The arrival of two Polish police officers in Harlow to patrol with Essex Police is certainly an unusual step. The move comes after a Polish resident, Arkadiusz Jóźwik, was killed and another Pole injured when they were attacked after leaving a pub in late August. Six teenagers were arrested and bailed in connection with the incident, which police said they were investigating as a suspected hate crime.
Two other Poles were later reported to have been attacked in the town in another incident. So what should we make of these events and the police response?
Harlow is a fascinating place. In some ways a slightly jaded new town, it remains optimistic and very much open for business. It has also always been open to new communities and has one of the more diverse populations in Essex, even though the rate of change in the population until recent years was relatively low. It does, however, have the highest crime rate per head of population in Essex and some pronounced social challenges.
Figures from Harlow Council show the 2011 census recorded a total of 4,284 non-British “white” residents living in Harlow, 5.3% of the population. But in 2013 alone, 1,430 Poles with a Harlow address sought new National Insurance (NI) numbers. These were among the nearly 4,000 new NI numbers issued to Harlow residents from European countries that year. These won’t precisely indicate new immigrants into Harlow but they do suggest a rapid increase in the Polish population which is likely to have continued since. Harlow has not been used to that rate of change.
Dealing with suspected hate crime
Hate crime in general is sadly not new to Harlow, but nor is it a prolific problem. Most crime in the area is relatively low-level crime such as theft, robbery, burglary, vehicle offences and unfortunately, domestic abuse. An arson attack on a mosque in 2013 rightly attracted publicity and local condemnation. Yet the number of racially or religiously aggravated crimes recorded in Harlow fell from 83 in the year to March 2015, to 55 in the year to March 2016.
The police face a particular problem in dealing with crimes that might appear to be hate crimes – especially ones that attract publicity. To investigate properly they must not jump to any conclusions, while also not alienating those who feel aggrieved. Essex Police will be working to reassure an unsettled community, and when tensions are increasing they have to police firmly but sensitively. All their actions will be watched, with some on both sides too ready to criticise.
They already have experience of just how difficult this can be. In June 2014 a student at the University of Essex, Saudi national Nahid Almanea was murdered. It was a dreadful and high-profile crime that many started to suggest may have been a hate crime even though similarities with the murder three months before of James Attfield suggested otherwise. The police kept an open mind about motives and stuck to the task of investigating two murders, eventually catching and convicting James Fairweather as he prepared for a third attack. They had stopped a serial killer of random victims. Then, as now in Harlow, reassuring the victims’ communities was crucial.

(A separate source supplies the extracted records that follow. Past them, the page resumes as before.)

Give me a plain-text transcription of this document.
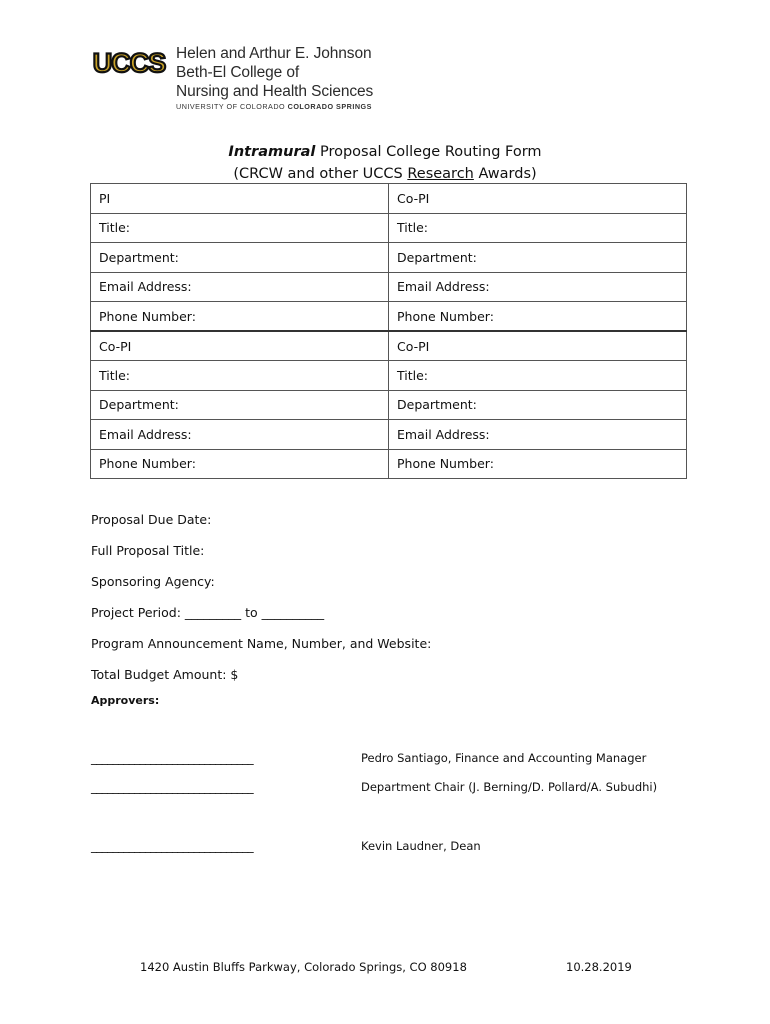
UCCS Helen and Arthur E. Johnson
Beth-El College of
Nursing and Health Sciences
UNIVERSITY OF COLORADO COLORADO SPRINGS
Intramural Proposal College Routing Form
(CRCW and other UCCS Research Awards)
PI	Co-PI
Title:	Title:
Department:	Department:
Email Address:	Email Address:
Phone Number:	Phone Number:
Co-PI	Co-PI
Title:	Title:
Department:	Department:
Email Address:	Email Address:
Phone Number:	Phone Number:
Proposal Due Date:
Full Proposal Title:
Sponsoring Agency:
Project Period: _________ to __________
Program Announcement Name, Number, and Website:
Total Budget Amount: $
Approvers:
______________________________	Pedro Santiago, Finance and Accounting Manager
______________________________	Department Chair (J. Berning/D. Pollard/A. Subudhi)
______________________________	Kevin Laudner, Dean
1420 Austin Bluffs Parkway, Colorado Springs, CO 80918	10.28.2019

The recent attacks reported in Harlow and elsewhere, as well as anecdotal evidence from the Polish community, do suggest that a growth in hostility comes from some of those opposed to immigration. For Essex police and all other police forces this will be an unwelcome diversion as they grapple with other priorities – a point outlined in a new report by the Police Foundation. Tackling hate crime may well be in many police and crime commissioners’ plans, but hate crime of this particular sort will not have been predicted before the Brexit vote.
Seeking support from the Polish police makes good sense. The Essex initiative is not unique: the Metropolitan Police are reported to have two Polish officers working on attachment in London. Other forces have previously invited officers from Eastern Europe to work here with teams tackling organised crime groups. If their presence now in Harlow can reassure communities, possibly open up new channels for the flow of information, and help interpret – in the broadest sense – the mood of the community, then innovation of this sort is welcome.
Police inquiries are continuing into Jóźwik’s death. It would be good to make sure that the full facts of the attack can become known quickly – then the rebuilding can begin. But sadly the wheels of justice can turn very slowly and in the meantime, the constructive local political leadership which has already been shown must continue to offset the tensions that have mounted during the summer. These may grow yet further, as will the policing challenges, as the difficult negotiations on our future relations with Europe continue.